PALMYRA, Mo. -- Palmyra High School will be bustling with activity from 10 a.m. to 3 p.m. Saturday as the BLP Holiday Gift Show helps usher in the Christmas shopping season.
The gift show, now in its 45th year, is one of Palmyra's biggest annual events. Sponsored by the BLP Women's Club of Palmyra, the show typically attracts between 1,800 and 2,000 patrons looking to get an early start on their Christmas shopping.
"There's a wide variety of shopping for people to do," said Kathy Nicholson, the club's president.
Nicholson said about 80 vendors will be stationed in the high school offering all sorts of art, handmade crafts and commercial items.
"We have china painters, woodworkers and people who repurpose old things. And we have people who make beautiful wreaths, candles, candy and a variety of things," she said.

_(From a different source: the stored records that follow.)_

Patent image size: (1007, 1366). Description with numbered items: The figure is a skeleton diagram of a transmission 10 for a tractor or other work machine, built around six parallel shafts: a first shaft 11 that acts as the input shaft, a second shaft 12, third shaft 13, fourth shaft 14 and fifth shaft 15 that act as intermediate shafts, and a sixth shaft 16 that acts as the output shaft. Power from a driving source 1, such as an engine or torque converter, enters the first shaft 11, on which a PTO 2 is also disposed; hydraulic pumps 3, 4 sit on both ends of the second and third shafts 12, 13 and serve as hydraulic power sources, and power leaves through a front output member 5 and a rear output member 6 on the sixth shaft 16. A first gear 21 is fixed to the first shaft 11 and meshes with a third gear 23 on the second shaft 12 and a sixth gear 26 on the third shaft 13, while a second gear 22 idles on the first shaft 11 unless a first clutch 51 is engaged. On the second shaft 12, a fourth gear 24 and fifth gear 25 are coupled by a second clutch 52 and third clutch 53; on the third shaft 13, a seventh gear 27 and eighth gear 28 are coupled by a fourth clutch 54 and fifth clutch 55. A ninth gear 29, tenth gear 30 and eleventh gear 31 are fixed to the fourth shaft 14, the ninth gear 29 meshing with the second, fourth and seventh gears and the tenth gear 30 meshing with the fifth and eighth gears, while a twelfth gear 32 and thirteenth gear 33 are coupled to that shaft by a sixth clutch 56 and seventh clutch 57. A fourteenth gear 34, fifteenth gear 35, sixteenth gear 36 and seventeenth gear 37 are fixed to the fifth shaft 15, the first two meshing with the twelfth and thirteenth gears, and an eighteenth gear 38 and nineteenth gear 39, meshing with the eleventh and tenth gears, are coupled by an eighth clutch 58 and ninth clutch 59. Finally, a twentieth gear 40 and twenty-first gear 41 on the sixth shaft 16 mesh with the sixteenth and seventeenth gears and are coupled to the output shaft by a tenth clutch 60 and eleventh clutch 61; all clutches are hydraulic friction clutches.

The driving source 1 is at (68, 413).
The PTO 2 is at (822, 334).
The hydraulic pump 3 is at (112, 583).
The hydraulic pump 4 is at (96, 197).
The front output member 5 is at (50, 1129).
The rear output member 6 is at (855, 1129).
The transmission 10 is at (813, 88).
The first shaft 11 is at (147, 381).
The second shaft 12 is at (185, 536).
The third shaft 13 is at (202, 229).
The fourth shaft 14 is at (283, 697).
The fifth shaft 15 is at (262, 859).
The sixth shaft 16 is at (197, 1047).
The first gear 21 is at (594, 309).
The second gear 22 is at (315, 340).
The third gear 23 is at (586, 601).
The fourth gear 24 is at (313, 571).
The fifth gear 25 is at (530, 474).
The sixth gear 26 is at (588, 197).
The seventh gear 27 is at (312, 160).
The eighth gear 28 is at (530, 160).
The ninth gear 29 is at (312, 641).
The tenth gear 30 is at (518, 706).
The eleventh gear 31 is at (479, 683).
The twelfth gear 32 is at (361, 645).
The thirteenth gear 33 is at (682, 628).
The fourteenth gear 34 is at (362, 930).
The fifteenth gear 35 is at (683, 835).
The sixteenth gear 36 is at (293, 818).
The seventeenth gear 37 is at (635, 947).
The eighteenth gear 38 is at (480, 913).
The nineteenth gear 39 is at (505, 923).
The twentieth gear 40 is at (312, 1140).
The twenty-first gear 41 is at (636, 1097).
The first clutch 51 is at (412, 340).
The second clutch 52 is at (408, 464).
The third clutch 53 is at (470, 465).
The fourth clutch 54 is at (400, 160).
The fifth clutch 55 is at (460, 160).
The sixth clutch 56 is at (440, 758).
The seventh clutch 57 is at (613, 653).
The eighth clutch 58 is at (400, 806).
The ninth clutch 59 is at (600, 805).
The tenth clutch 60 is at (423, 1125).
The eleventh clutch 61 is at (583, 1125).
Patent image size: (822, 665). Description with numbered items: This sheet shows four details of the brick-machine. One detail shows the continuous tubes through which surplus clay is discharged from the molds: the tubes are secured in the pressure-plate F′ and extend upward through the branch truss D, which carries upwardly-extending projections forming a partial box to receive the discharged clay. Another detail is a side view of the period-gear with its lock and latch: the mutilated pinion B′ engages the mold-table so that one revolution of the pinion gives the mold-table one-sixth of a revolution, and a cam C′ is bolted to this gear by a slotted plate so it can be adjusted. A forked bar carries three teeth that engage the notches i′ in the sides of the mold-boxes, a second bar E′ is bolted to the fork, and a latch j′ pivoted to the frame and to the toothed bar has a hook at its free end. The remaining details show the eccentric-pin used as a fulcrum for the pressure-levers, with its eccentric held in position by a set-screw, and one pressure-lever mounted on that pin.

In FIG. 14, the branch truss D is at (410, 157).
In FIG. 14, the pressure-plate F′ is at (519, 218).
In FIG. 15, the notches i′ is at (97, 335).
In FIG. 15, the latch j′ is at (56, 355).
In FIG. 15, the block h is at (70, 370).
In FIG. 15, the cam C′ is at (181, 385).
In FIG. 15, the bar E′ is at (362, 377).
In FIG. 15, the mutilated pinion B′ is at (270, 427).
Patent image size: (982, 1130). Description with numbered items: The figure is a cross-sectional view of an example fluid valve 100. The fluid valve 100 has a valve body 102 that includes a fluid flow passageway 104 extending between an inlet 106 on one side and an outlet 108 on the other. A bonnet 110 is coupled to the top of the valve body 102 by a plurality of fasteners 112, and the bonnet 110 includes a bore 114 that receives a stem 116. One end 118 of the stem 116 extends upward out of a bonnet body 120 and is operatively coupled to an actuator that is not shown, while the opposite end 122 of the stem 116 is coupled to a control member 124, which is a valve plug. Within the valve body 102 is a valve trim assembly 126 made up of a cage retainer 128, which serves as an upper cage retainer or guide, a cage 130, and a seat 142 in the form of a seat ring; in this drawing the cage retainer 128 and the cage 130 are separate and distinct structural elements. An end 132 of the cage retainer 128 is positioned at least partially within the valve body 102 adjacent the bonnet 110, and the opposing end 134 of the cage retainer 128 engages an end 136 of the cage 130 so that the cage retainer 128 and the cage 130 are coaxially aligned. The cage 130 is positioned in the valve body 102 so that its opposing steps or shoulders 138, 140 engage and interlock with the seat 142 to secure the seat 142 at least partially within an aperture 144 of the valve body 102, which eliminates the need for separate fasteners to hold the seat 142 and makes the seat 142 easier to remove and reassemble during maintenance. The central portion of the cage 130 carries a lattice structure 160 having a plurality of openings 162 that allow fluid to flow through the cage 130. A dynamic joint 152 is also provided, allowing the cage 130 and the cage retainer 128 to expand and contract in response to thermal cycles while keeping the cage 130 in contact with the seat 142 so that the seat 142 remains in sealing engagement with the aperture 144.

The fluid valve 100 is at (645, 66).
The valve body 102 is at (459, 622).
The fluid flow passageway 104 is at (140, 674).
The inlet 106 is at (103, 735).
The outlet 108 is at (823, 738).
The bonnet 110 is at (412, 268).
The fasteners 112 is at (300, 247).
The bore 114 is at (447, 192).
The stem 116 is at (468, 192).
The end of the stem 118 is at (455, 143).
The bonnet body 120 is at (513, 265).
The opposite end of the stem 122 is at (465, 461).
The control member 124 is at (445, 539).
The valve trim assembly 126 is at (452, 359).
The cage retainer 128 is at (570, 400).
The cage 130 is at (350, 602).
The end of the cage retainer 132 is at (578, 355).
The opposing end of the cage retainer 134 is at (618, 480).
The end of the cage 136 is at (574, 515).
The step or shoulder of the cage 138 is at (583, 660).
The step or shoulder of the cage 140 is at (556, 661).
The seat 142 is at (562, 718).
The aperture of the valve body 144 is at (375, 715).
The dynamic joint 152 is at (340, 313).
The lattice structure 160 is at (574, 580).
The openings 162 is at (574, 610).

Admission to the show is $2 for anyone age 5 and older.
The BLP Women's Club uses the show as its only fundraiser. The club will use all proceeds from admission charges, lunch sales and vendor fees to give grants to local charitable causes.
"That's the reason we do it," Nicholson said.
She said grants are given to such organizations as the Palmyra Nutrition Center, food pantry, the Marion County Library in Palmyra and Maple Lawn Nursing Home. Money also is used to buy school supplies for children in the elementary and middle schools, and to buy supplies for the Paws Packs program, which sends home extra food with students who might not be getting enough to eat.
Nicholson said the club's 23 members will serve lunch and a variety of homemade desserts.
In addition, a team of Palmyra High School students will help set up the gift show and work in the kitchen. The students also will help carry the vendors' merchandise from the parking lot to their booths.
"We're very fortunate to have these young men and women," Nicholson said. "We're very proud of them."
She noted that the Holiday Gift Show "is big and it's good," and it also gets crowded.
"We do ask families not to bring strollers because the crowd is so large that the strollers are just not safe," she said. "We don't want anybody to get run over."